Before Franklin Gutierrez touches the bag, there is nothing but earnest hope, inchoate in its blossoming within a pointing finger on an arm dangling up in the air--no different than the hope, or lack of it, which for the past few years had found itself realized in the low-hanging fruit of a goal called One More Game.
And then, a split second before touching the bag, he sees the baseball land past the left field fence.
And at that moment, Franklin Gutierrez takes flight, his arms as wings finding a pocket of air, lifting him higher than he had ever been during any single damned moment of any of these goddamned nightmare years filled with doctor appointments and phone calls back home and meetings with the training staff--those kind folks who could really learn to do some work as soon as they find out how to funnel the power of sympathy into effective restorative medicine.
As Guti rounds the corner, you can see his eyes close, and then his head bobs up and down a few times and he is flying, flying, the clouds are the ground. Something died right there, after touching first base. Something died, and something was born again.
Franklin Gutierrez may never play in another meaningful baseball game as long as he lives.
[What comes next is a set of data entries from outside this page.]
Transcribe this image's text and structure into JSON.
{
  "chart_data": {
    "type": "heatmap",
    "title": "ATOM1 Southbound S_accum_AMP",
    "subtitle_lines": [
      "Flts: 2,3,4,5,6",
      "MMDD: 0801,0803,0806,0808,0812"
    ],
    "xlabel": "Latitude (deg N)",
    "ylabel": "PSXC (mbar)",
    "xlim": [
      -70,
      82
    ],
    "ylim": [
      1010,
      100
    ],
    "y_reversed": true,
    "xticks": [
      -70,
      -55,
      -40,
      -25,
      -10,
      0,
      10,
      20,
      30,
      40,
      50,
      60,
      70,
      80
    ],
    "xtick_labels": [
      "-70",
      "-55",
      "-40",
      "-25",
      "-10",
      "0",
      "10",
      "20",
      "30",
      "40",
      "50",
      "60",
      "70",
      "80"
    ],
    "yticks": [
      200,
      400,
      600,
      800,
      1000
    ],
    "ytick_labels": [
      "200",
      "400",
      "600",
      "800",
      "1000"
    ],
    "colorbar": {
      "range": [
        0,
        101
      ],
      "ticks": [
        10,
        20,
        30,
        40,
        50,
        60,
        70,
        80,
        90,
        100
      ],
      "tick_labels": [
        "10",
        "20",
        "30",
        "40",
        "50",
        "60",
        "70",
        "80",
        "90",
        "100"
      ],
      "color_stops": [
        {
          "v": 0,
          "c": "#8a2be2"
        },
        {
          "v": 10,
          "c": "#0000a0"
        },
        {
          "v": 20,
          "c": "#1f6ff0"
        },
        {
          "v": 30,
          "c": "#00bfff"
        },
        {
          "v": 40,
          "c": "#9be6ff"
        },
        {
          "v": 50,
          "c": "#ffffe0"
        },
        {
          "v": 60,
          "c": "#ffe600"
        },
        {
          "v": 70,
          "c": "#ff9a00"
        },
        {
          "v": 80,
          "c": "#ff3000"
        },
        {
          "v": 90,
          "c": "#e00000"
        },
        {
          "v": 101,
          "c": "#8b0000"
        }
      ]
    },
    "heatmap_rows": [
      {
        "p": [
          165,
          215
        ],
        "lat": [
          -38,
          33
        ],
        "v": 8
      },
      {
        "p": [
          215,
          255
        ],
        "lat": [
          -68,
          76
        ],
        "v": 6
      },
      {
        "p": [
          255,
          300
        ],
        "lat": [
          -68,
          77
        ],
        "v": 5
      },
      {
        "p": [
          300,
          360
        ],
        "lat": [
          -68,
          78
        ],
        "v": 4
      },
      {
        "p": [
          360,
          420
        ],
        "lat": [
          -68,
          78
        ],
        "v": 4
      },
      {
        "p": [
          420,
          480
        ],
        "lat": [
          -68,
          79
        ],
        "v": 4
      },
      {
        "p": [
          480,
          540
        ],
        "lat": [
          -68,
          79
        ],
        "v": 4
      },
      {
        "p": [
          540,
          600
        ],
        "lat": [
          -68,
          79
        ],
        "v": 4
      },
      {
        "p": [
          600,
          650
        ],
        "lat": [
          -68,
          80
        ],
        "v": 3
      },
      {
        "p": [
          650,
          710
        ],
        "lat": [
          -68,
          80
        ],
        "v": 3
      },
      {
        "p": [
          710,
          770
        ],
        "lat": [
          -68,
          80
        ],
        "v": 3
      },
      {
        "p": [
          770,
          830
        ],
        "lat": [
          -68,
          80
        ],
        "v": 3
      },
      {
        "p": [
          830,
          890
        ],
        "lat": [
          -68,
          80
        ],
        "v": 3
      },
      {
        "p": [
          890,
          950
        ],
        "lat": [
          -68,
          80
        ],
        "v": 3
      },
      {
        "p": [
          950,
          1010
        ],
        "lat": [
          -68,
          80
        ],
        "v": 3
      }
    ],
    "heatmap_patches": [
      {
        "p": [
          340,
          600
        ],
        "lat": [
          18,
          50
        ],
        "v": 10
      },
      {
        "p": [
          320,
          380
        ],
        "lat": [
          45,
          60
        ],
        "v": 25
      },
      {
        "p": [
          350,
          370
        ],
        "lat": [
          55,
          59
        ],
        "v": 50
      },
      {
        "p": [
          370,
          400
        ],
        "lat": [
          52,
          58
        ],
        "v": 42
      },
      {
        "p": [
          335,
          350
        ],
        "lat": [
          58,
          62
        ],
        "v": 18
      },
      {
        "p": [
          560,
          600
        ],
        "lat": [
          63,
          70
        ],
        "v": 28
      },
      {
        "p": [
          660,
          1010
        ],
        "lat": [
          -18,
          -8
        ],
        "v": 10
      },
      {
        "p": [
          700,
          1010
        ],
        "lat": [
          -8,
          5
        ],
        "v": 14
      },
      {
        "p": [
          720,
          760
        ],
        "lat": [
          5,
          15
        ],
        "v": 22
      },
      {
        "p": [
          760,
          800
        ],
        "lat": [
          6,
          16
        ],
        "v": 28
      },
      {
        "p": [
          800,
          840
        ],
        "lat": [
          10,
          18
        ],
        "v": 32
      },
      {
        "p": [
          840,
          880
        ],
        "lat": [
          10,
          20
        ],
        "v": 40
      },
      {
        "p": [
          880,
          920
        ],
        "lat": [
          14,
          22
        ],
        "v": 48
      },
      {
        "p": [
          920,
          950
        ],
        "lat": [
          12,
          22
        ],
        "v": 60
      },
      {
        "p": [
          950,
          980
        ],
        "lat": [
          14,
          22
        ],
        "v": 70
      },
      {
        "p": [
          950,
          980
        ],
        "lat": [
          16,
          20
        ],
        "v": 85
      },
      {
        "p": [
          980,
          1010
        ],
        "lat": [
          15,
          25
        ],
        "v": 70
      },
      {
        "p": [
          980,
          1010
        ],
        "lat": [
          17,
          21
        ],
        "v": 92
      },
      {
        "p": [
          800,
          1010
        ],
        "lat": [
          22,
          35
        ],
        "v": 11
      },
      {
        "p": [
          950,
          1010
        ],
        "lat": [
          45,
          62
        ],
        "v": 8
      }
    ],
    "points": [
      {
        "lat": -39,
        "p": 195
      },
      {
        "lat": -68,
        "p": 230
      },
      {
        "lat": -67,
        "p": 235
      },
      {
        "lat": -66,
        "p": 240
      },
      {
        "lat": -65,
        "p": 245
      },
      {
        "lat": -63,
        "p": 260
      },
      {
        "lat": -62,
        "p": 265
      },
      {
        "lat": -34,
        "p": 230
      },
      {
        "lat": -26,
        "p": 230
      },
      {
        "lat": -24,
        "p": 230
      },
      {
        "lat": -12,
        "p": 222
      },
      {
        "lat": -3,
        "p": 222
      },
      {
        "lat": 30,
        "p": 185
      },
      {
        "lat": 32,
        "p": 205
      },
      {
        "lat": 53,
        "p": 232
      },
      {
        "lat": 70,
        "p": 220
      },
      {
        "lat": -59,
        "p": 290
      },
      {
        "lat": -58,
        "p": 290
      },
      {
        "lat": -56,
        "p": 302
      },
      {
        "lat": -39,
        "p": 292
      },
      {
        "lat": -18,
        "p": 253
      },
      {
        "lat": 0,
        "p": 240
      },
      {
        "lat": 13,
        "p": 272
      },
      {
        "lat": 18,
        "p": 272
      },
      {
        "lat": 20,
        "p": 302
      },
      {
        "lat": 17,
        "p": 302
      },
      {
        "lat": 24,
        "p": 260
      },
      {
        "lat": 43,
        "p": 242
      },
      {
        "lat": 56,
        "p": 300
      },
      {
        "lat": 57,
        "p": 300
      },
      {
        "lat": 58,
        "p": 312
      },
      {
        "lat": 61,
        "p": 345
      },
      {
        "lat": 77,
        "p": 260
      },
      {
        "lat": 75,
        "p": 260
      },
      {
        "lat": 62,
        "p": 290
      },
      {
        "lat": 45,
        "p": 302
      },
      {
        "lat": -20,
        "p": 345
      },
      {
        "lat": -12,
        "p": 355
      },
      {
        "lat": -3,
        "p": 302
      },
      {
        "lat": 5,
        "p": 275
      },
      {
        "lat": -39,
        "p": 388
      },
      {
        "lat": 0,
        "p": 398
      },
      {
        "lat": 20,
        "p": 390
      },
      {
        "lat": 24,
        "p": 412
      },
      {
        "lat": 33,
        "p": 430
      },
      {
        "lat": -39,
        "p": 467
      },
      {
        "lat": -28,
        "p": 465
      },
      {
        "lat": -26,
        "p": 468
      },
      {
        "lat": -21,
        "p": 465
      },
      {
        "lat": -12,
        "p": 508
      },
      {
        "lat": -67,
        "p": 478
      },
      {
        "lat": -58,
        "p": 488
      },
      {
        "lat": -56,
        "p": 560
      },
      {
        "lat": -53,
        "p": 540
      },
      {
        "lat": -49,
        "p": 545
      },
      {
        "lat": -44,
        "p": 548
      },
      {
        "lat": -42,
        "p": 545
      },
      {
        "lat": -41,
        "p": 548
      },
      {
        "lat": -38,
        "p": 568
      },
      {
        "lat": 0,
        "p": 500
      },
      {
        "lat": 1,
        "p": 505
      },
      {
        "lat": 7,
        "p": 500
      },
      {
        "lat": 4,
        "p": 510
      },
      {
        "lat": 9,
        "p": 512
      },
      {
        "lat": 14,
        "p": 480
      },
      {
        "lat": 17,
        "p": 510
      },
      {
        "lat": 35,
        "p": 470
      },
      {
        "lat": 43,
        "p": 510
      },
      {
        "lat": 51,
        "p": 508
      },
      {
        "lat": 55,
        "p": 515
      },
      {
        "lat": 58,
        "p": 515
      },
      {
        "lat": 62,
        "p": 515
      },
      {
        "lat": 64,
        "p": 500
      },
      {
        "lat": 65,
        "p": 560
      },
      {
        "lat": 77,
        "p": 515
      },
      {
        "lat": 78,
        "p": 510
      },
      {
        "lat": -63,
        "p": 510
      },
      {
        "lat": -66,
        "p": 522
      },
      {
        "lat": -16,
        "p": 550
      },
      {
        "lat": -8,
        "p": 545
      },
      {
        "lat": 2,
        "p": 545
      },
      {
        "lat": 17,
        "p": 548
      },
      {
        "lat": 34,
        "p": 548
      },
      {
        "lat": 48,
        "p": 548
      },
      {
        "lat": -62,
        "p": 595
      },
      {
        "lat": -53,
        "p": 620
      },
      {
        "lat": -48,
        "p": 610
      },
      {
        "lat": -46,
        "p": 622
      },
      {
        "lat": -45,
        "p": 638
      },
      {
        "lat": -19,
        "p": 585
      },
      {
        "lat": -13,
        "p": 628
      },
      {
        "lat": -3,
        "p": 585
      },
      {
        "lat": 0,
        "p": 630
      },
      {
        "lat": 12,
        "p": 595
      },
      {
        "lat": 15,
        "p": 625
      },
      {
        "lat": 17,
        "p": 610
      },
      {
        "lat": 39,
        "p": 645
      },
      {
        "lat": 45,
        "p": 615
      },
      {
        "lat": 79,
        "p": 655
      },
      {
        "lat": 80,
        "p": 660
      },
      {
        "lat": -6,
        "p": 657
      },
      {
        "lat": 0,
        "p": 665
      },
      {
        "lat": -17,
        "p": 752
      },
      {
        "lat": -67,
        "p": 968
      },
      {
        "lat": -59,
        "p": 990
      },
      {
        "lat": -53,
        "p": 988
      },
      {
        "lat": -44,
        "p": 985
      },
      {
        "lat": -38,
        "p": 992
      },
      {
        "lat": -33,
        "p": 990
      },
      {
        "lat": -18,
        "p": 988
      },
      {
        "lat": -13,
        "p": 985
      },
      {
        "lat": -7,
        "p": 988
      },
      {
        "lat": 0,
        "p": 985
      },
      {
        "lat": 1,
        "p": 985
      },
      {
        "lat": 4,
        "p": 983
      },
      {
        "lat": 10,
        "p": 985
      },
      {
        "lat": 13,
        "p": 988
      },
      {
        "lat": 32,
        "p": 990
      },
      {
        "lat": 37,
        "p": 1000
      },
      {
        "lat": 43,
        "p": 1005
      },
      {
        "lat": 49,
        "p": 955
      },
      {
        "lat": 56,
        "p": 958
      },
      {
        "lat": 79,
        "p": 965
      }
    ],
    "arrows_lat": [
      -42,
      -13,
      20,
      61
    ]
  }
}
And before this afternoon, the most important moment in his career may have been saving a phenomenal performance by his friend Felix Hernandez, back in 2009. But today, Franklin Gutierrez saved more than a meaningless 'W' for a Cy Young candidate. He certainly didn't save the postseason hopes for a franchise currently dragging their own bloated corpse through the trash littering the street in their wake.
No, today Franklin Gutierrez saved himself--and as the ball traveled over the fence, as he closed his eyes and almost assuredly felt that little tingle in the back of his jaw and his throat, I can only imagine what he felt, for the first time, with his heart instead of the body which has until today only betrayed him.